根岸 英一さんは、パデュー大学特別教授であり、2010年ノーベル化学賞受賞。科学技術振興機構の総括研究主監でもあります。

科学上のブレークスルーに関するグローバルシンポジウムでの基調講演は、ブレークスルーを生み出す基礎研究という題で話されました。そして、研究のABCとは、なんでしょうか。

非常に原始的で、しかし重要な研究のABCガイドライン、についての話がありました。
まず、Aについて、これは、Ambition、野心ですが、Boys, be ambitious! です。
ちょうど何人かの有名な人々のように、これは少年よ大志をいだけのAmbitiousですが、この意味を自問し、科学者としてもっと野心的でなければなりません。

Bは、二つの事ですが、Broad と Basicです。
幅広い基礎科学(Broad and Basic) です。基礎は大変大事だと思いますといわれました。
われわれは、科学者としてなにをすべきか、新しい基礎科学を築き上げるべきです。この部分はノーベル財団が強調しています。そして、幅の広い基礎が重要とのことです。

そしてCは、Creative独創性です。
われわれは多くのこれまでの人達から学ぶことができる一方で、一人一人の独創性をだしていかないといけません。
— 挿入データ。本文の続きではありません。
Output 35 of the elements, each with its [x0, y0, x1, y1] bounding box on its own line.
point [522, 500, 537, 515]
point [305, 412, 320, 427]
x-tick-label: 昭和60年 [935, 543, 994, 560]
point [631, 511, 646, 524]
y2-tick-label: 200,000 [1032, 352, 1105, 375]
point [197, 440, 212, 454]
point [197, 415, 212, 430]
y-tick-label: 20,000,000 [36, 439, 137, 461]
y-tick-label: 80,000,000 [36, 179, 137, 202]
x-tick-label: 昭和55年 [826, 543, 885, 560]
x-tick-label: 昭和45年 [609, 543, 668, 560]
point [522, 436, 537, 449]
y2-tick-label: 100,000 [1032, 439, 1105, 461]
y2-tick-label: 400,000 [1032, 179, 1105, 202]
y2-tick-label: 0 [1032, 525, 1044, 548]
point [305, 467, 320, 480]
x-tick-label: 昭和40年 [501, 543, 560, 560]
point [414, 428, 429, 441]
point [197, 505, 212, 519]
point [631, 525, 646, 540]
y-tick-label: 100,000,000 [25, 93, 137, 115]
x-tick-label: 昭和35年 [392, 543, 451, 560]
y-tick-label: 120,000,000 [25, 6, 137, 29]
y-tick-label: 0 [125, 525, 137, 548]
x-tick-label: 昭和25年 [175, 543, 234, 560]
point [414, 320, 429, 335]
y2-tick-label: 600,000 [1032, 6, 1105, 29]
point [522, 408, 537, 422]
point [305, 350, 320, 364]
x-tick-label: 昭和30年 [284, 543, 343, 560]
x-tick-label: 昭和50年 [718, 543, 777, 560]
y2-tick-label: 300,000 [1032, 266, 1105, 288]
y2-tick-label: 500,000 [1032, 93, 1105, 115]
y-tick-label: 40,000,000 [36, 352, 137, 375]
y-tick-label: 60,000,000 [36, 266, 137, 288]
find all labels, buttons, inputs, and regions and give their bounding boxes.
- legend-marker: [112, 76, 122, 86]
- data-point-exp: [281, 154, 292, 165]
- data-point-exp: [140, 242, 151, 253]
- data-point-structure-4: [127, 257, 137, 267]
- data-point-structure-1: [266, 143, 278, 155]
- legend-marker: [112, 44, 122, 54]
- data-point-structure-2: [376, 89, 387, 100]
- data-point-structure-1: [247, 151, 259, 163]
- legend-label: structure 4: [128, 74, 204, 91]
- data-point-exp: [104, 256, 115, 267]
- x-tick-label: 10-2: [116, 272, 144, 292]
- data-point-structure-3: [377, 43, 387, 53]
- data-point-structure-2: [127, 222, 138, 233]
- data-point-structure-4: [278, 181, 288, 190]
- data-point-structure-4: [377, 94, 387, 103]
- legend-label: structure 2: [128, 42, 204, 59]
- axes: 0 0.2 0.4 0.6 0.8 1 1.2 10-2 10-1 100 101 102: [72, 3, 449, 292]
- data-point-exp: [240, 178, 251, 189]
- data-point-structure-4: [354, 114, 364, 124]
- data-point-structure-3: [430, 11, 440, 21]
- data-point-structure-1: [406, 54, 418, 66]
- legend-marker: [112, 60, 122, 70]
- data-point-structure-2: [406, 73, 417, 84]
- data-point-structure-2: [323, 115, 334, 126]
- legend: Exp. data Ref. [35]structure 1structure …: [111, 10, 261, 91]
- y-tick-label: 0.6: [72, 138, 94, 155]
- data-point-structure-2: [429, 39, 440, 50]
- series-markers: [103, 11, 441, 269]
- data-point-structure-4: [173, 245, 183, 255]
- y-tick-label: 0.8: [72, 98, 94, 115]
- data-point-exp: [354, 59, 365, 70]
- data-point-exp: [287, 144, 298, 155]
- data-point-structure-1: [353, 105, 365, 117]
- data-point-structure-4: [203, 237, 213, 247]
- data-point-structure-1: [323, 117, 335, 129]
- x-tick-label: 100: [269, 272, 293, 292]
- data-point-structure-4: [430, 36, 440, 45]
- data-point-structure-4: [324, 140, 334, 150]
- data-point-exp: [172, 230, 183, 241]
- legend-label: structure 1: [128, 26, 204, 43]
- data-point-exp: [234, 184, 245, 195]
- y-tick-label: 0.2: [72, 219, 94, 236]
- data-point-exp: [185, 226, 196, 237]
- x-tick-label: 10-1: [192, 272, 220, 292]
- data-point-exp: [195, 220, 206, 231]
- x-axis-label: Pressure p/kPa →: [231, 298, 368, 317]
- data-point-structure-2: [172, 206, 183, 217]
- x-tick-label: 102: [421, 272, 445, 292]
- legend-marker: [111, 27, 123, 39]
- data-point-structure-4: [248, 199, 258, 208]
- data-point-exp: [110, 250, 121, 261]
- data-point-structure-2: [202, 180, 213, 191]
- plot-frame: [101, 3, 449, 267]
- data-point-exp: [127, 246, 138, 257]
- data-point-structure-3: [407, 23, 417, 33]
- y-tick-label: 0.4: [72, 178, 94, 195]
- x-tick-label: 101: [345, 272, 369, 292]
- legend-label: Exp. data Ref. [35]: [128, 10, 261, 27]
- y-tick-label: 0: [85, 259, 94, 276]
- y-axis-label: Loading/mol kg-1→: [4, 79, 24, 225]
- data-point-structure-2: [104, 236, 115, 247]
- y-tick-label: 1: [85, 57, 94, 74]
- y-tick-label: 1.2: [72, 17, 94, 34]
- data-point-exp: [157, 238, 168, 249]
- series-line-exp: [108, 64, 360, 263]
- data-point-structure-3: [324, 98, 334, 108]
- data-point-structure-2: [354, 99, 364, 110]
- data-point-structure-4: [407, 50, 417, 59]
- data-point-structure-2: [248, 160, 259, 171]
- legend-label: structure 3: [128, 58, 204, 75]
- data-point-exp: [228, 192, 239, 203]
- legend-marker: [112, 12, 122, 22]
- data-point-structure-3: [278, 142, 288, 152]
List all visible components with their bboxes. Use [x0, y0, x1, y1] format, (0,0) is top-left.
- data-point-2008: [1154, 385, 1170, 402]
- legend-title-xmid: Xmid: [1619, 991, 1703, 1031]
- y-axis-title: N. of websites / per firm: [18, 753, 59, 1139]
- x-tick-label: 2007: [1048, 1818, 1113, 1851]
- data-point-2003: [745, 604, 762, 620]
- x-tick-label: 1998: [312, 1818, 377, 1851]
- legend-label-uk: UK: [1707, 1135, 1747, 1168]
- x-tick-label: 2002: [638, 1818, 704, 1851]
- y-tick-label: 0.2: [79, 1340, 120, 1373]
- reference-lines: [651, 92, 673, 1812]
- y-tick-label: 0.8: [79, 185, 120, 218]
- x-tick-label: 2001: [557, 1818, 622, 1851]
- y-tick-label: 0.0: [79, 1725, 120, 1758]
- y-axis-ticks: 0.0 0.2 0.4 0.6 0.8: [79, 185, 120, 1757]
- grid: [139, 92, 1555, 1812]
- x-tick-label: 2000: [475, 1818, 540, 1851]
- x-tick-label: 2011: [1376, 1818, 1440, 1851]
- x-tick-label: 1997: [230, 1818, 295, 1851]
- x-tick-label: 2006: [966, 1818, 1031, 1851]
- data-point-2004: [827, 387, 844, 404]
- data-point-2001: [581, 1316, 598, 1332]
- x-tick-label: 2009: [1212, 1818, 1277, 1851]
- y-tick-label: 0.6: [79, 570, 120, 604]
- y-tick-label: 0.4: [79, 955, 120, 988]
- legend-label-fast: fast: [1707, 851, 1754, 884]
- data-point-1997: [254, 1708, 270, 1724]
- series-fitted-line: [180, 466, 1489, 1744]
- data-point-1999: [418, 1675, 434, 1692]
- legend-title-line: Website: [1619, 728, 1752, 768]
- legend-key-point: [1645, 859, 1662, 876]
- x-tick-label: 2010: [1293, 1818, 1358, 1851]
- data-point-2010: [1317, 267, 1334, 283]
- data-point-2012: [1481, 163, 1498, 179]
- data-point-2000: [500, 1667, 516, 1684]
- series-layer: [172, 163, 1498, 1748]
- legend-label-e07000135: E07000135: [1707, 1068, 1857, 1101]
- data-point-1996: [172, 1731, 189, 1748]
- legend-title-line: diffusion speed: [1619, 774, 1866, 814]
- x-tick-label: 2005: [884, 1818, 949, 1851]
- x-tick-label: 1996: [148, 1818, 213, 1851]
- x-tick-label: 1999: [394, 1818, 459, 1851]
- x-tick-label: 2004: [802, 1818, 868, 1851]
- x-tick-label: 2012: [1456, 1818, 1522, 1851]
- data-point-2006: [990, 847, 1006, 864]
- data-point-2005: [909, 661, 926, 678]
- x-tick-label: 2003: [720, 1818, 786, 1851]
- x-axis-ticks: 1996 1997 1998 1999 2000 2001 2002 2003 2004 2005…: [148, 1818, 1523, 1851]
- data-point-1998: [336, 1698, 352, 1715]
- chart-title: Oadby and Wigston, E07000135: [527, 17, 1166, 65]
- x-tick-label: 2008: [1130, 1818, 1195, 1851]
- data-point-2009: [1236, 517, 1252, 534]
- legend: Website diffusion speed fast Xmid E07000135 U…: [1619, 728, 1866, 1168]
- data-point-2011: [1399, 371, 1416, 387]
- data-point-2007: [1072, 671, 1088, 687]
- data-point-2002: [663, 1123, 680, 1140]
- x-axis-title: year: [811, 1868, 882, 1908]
研究者が「研究のABC」に基づいてに行動すれば、この世界はより住みよいものになると信じています、とありました。

その後、メンデレーエフの周期表を見ながら根岸 英一さんの研究に重要な元素についての説明をしています。
また、根岸 英一さんが大学院の学生だったころ、有機合成はどうしてこんなに複雑でややこしいのか、もっと単純な簡単な反応はないのかと考えてみると、子どもの遊ぶレゴブロックのくっつき方から、同じように反応しないかを考えた結果で、パデュー大学特別教授での2010年ノーベル化学賞受賞の受賞のきっかけとなりました。

以上が、パデュー大学特別教授、根岸 英一さんの行った講演の内容です。